Starred review from March 19, 2012
With a degree in electrical engineering, Castner served as an air force officer in Saudi Arabia in 2001, and Iraq in 2005 and 2006, where he earned a Bronze Star. He then trained military Explosive Ordnance Disposal units in tactical bomb procedures. Castner’s chilling account of those years is, he feels, “as correct as a story can be from someone with blast-induced memory lapses.” He details daily rituals and routines, and the Humvee expeditions, seeking improvised explosive devices (IED) with robots. When robots fail, there is the Long Walk, wearing the bomb suit (“eighty pounds of mailed kevlar”). Castner edges through this world of hidden dangers, suicide bombers, and scattered body parts. Throughout, he splices in scenes of the aftermath—his return to his wife and family in the U.S., where he is told he has post-traumatic stress disorder. Haunted by what he calls “the Crazy” (“it’s grey spidery fingers take the top of my head off to eat my brain and heart… every night”), he sees constant reminders that blur reality (“IEDs on Interstate 90”).
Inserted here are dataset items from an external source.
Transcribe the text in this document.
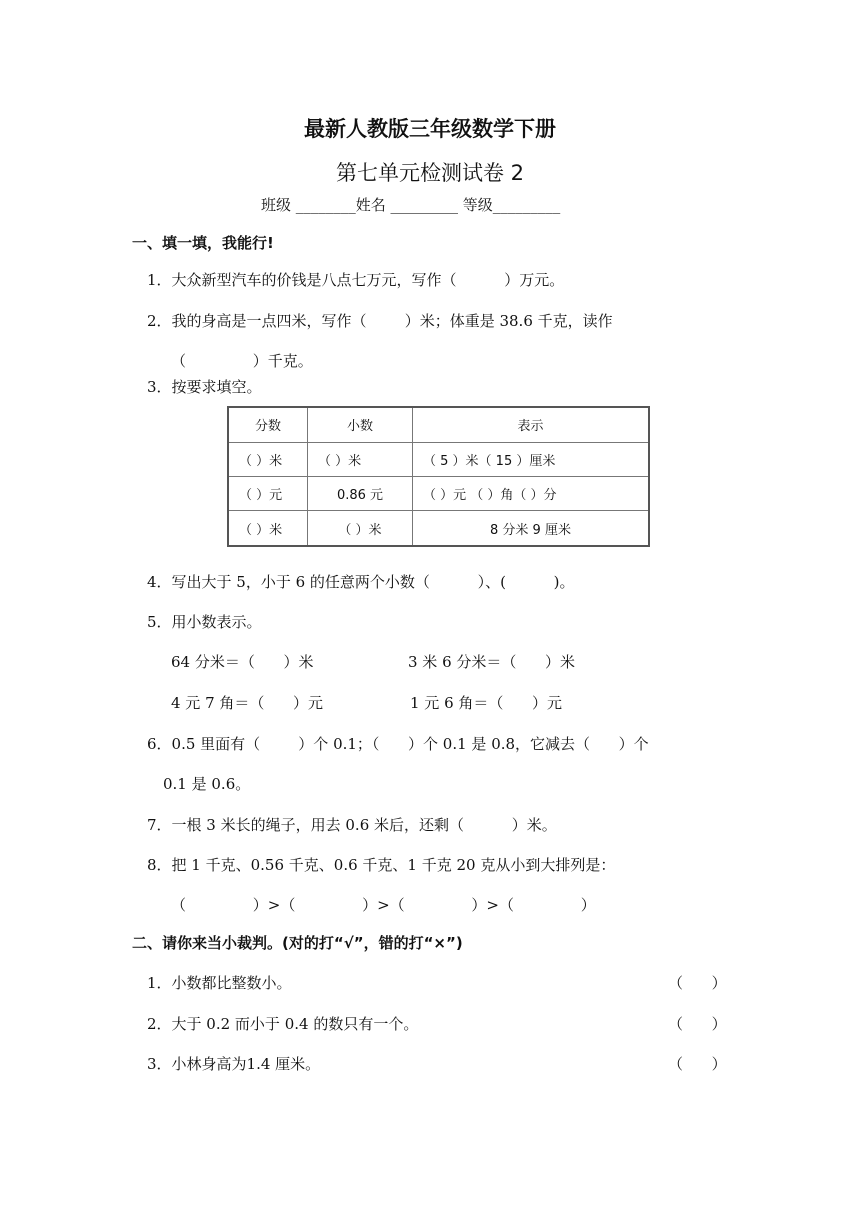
最新人教版三年级数学下册
第七单元检测试卷 2
班级 ________姓名 _________ 等级_________
一、填一填，我能行!
1．大众新型汽车的价钱是八点七万元，写作（          ）万元。
2．我的身高是一点四米，写作（        ）米；体重是 38.6 千克，读作
（              ）千克。
3．按要求填空。
分数	小数	表示
（ ）米	（ ）米	（ 5 ）米（ 15 ）厘米
（ ）元	0.86 元	（ ）元 （ ）角（ ）分
（ ）米	（ ）米	8 分米 9 厘米
4．写出大于 5，小于 6 的任意两个小数（          ）、(          )。
5．用小数表示。
64 分米＝（      ）米	3 米 6 分米＝（      ）米
4 元 7 角＝（      ）元	1 元 6 角＝（      ）元
6．0.5 里面有（        ）个 0.1；（      ）个 0.1 是 0.8，它减去（      ）个
0.1 是 0.6。
7．一根 3 米长的绳子，用去 0.6 米后，还剩（          ）米。
8．把 1 千克、0.56 千克、0.6 千克、1 千克 20 克从小到大排列是：
（              ）>（              ）>（              ）>（              ）
二、请你来当小裁判。(对的打“√”，错的打“×”)
1．小数都比整数小。	（      ）
2．大于 0.2 而小于 0.4 的数只有一个。	（      ）
3．小林身高为1.4 厘米。	（      ）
The intercutting of these two different narratives effectively conveys how a disturbing mental condition can erupt in the aftermath of nightmarish war horrors. Agent: Bob Mecoy, Bob Mecoy Literary Agency.



Kirkus

June 15, 2012
"The first thing you should know about me is that I'm Crazy." So begins this affecting tale of a modern war and its home-front consequences. The capitalization is deliberate, for by debut author and combat veteran Castner's account, that Crazy is something like another person lying inside, more than a shadow within, something that can be neither stilled nor exorcised. The ordinary-Joe author found himself as a volunteer Army officer in Iraq--and not just a soldier, but one with the very special job of disarming bombs. It's a business of acronyms, EFP (explosively formed projectile) being a particularly dreaded one. "EFP's are real bad," writes Castner. "They take off legs and heads, put holes in armor and engine blocks, and our bosses in Baghdad and Washington want every one we find." Given that demand, a dangerous job becomes even more dangerous, and the "long walk"--the one an explosives disposal expert takes toward the bomb and the task of denaturing it--becomes ever longer. It's an assembly-line sort of job, one of "stamping machines" and "broken widgets," in which a single mistake means being vaporized. For Castner, there were no good days. Most days were a blend of boredom and terror, with some more terrifying than others, as with the "Day of Six VBIEDs"--i.e., six very nasty car bombs within 15 minutes. That's the kind of thing that can wear on a person, to say nothing of the sound of small-arms fire, mortars, bombs and artillery. All of this fed the Crazy, whose "spidery fingers take the top of my head off to eat my brain and heart from the inside out every night." And the Crazy turns out to be very real, on the way to the dread thing called TBI, traumatic brain injury, which all that exploding ordinance spawns just as surely as cigarette smoking gives way to emphysema. Scarifying stuff, without any mawkishness or dumb machismo--not quite on the level of Jarhead, but absolutely worth reading.

COPYRIGHT(2012) Kirkus Reviews, ALL RIGHTS RESERVED.



Library Journal

January 1, 2016

As the head of a unit responsible for advance disarming of bombs and IEDs, Caster would sometimes be called upon to take "the long walk" to disarm a device manually when technology failed. As well as describing combat, the book also masterfully portrays the struggle many soldiers encounter for peace and sanity after returning home.